Estamos llenos de “profesionales del escándalo”, entre más atacan, más visibilidad ganan. No defienden ideas, sino intereses e imposiciones en las que solo ellos tienen la razón. Un ejemplo claro ocurrió con nuestra compañera, la ingeniera Carolina Alduvín, quien fue señalada de ignorante solo por tener opinión, y aunque pudo hacerse más, el presentador del programa en su momento sugirió que una disculpa era apropiada, a lo que simplemente se limitó a decir que lo pensaría. No se busca la verdad, se intenta imponer el silencio a quien se atreve a expresarse.
También se viralizaron ataques de nuestra presidente contra un sacerdote, por haber cuestionado el uso de un documento al que nos referimos la semana previa, como material escolar, cuando lo único que este padre hizo, fue defender el pensamiento crítico e integrarlo al elemento que cuando ante el pueblo hondureño, que es profundamente creyente se pronunció la frase «no le tengo miedo ni a Dios” y con el propósito de ayudar al país.
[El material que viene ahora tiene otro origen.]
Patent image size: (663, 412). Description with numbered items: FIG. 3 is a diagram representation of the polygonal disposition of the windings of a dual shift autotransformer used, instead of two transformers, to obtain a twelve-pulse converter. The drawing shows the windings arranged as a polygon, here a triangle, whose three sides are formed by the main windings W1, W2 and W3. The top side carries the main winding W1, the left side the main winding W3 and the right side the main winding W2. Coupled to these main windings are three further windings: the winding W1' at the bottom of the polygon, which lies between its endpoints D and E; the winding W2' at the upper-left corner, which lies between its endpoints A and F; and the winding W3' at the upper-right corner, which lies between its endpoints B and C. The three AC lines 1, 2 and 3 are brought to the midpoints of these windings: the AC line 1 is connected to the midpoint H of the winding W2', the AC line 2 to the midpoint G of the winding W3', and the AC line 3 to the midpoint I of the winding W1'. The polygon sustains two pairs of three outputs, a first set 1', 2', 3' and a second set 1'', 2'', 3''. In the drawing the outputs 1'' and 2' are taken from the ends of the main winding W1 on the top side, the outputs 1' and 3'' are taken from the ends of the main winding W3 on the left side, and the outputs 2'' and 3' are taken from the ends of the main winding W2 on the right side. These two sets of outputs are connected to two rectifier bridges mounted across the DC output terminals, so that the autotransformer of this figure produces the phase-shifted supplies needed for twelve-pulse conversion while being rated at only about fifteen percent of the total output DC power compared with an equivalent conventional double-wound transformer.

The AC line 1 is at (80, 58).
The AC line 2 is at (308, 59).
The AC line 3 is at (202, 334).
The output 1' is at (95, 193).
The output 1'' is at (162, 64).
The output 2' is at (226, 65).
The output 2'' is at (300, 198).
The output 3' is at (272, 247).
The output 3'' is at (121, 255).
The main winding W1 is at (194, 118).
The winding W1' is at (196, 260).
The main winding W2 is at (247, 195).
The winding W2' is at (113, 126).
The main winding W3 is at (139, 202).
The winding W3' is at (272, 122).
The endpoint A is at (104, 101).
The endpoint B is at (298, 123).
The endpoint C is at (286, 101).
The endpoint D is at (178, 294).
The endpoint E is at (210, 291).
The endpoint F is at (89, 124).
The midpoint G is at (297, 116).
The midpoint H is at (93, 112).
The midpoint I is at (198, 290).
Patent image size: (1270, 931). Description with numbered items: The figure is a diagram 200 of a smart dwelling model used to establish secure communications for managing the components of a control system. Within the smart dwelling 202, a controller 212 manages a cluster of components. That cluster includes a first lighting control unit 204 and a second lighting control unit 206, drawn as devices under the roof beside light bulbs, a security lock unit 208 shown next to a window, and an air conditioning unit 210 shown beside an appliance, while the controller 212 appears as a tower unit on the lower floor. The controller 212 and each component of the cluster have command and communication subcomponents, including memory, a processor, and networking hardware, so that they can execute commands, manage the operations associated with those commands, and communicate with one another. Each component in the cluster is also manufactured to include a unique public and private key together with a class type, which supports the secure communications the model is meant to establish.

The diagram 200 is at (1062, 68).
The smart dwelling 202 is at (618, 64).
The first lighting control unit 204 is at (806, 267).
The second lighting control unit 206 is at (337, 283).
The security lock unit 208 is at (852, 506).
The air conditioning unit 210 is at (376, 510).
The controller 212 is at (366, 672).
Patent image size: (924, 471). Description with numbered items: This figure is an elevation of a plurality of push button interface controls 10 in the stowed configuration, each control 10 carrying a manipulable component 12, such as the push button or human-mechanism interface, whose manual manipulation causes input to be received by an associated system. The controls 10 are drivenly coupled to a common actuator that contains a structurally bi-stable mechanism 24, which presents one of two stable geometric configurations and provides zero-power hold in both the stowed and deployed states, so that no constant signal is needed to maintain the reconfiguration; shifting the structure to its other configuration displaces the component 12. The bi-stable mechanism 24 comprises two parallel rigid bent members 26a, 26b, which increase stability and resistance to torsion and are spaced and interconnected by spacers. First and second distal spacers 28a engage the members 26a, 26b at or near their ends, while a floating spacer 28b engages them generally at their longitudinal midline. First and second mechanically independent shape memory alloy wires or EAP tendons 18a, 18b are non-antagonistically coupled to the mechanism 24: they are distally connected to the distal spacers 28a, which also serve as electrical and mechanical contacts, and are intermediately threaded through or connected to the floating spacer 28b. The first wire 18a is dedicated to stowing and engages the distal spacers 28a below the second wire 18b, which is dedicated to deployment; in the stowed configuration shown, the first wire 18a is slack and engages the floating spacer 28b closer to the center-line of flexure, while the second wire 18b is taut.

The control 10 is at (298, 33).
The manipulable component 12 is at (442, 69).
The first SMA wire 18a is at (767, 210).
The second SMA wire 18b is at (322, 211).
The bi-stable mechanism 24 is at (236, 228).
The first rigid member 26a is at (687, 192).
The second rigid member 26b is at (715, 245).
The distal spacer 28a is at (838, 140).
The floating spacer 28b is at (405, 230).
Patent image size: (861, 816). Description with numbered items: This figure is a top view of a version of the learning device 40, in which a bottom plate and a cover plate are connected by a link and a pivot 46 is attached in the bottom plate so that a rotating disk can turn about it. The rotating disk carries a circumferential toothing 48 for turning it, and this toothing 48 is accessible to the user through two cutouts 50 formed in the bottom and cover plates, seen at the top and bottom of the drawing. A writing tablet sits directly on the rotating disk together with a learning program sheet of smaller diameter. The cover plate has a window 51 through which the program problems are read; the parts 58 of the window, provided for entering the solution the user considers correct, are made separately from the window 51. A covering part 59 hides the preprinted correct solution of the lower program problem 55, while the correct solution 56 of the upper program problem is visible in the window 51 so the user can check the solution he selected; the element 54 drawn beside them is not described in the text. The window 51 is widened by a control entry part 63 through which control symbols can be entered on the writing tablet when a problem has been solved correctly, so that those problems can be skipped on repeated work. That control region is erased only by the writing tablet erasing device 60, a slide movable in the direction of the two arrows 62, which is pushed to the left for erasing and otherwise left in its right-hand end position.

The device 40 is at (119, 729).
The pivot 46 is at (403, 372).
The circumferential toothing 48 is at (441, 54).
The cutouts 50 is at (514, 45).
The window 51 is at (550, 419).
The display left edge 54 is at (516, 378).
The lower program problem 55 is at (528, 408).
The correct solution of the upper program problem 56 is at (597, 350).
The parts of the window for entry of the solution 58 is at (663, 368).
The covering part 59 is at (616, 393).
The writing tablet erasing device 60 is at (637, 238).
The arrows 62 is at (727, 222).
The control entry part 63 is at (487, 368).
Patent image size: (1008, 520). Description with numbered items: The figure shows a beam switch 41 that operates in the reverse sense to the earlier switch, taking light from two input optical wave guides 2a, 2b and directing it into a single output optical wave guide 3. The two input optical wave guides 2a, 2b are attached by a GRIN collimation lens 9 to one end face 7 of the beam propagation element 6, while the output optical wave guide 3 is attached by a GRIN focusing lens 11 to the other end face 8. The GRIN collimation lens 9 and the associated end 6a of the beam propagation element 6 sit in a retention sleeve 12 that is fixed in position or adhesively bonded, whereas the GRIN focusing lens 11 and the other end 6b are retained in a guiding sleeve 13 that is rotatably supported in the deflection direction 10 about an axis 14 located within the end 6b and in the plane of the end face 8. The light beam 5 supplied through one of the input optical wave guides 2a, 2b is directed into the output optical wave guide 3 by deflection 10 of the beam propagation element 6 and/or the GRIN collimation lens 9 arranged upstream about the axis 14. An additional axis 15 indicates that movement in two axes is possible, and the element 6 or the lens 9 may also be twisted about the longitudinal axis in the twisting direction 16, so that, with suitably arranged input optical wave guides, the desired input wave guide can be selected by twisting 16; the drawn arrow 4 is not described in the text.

Juzgue usted quien ayuda más.
Igual que con el primer ejemplo, lejos de dar disculpas, se buscan escudos, excusas, ataques y acusaciones, diciendo que el sacerdote divide a la población. La respuesta del sacerdote: “Enfrentar al poder no es fácil, pero tiemblan cuando se les habla. Y si todos habláramos, temblarían más”, creo que todos deberíamos profundizar en esas palabras. Es real que el poder teme a las voces que no puede controlar, por eso lanzan campañas de odio, critican la crítica e imponen colectivos para asustarnos, quizá no son tan peligrosos como nos han hecho creer, pero esa creencia nos controla. Pero no debemos vivir bajo amenazas. Hoy como nunca, necesitamos vacunarnos contra esa rabia, sin miedo y con firmeza. El pensamiento libre y la dignidad no son delitos y son la única ruta hacia una sociedad mejor.
Todo se conecta porque, Honduras exige elecciones limpias y transparentes, el pueblo hondureño demostró madurez al entender que no basta cambiar de gobierno si se mantienen las viejas prácticas de manipulación. El rechazo al actual régimen no se limita a su ineficiencia, sino a su forma cínica de imponer decisiones disfrazadas de legalidad, excluyendo a quienes representan una opción distinta al poder, al final por una u otra razón el rechazo es el común denominador, los que no maduran son los políticos.
También, al publicar el cronograma electoral oficializaron una nueva exclusión y condiciones profundamente desiguales a los partidos que no participan del juego de las primarias. Pero el trio de siempre, conoció el calendario desde el 8 de septiembre de 2024, tuvieron dos meses para presentar candidaturas, y a los que podrían representar una diferencia les otorgan apenas nueve días para lo mismo sin siquiera haber anunciado las elecciones. ¿Es eso democracia y equidad?
Por legalidad se diría que es como inscribirse a un concurso que todavía no es oficial, pero contra esa lógica, de último minuto, se rompen garantías y trato equitativo, excluyendo por omisión. Y los órganos que debería darle un correctivo a estos aspectos, pudiendo enmendar esa injusticia, guardarán silencio, o quizás las retorcidas mentes que están detrás del cada vez más evidente boicot, quieren eso, recursos, acciones y así descarrilar el proceso.
Cada nuevo abuso, silencio y símiles, debilitan más la fe ciudadana y condena la democracia a morir. Hoy se excluye a unos, mañana se nos excluirá a todos. Honduras no puede seguir simulando democracia. El momento exige firmeza y sensatez para restablecer el equilibrio. Si no se corrige el rumbo, estas elecciones serán una farsa más. Y Honduras ya no está para farsas.
SI NO SE CAMBIA EL GUION, EL PUEBLO DEBE CAMBIAR LA OBRA.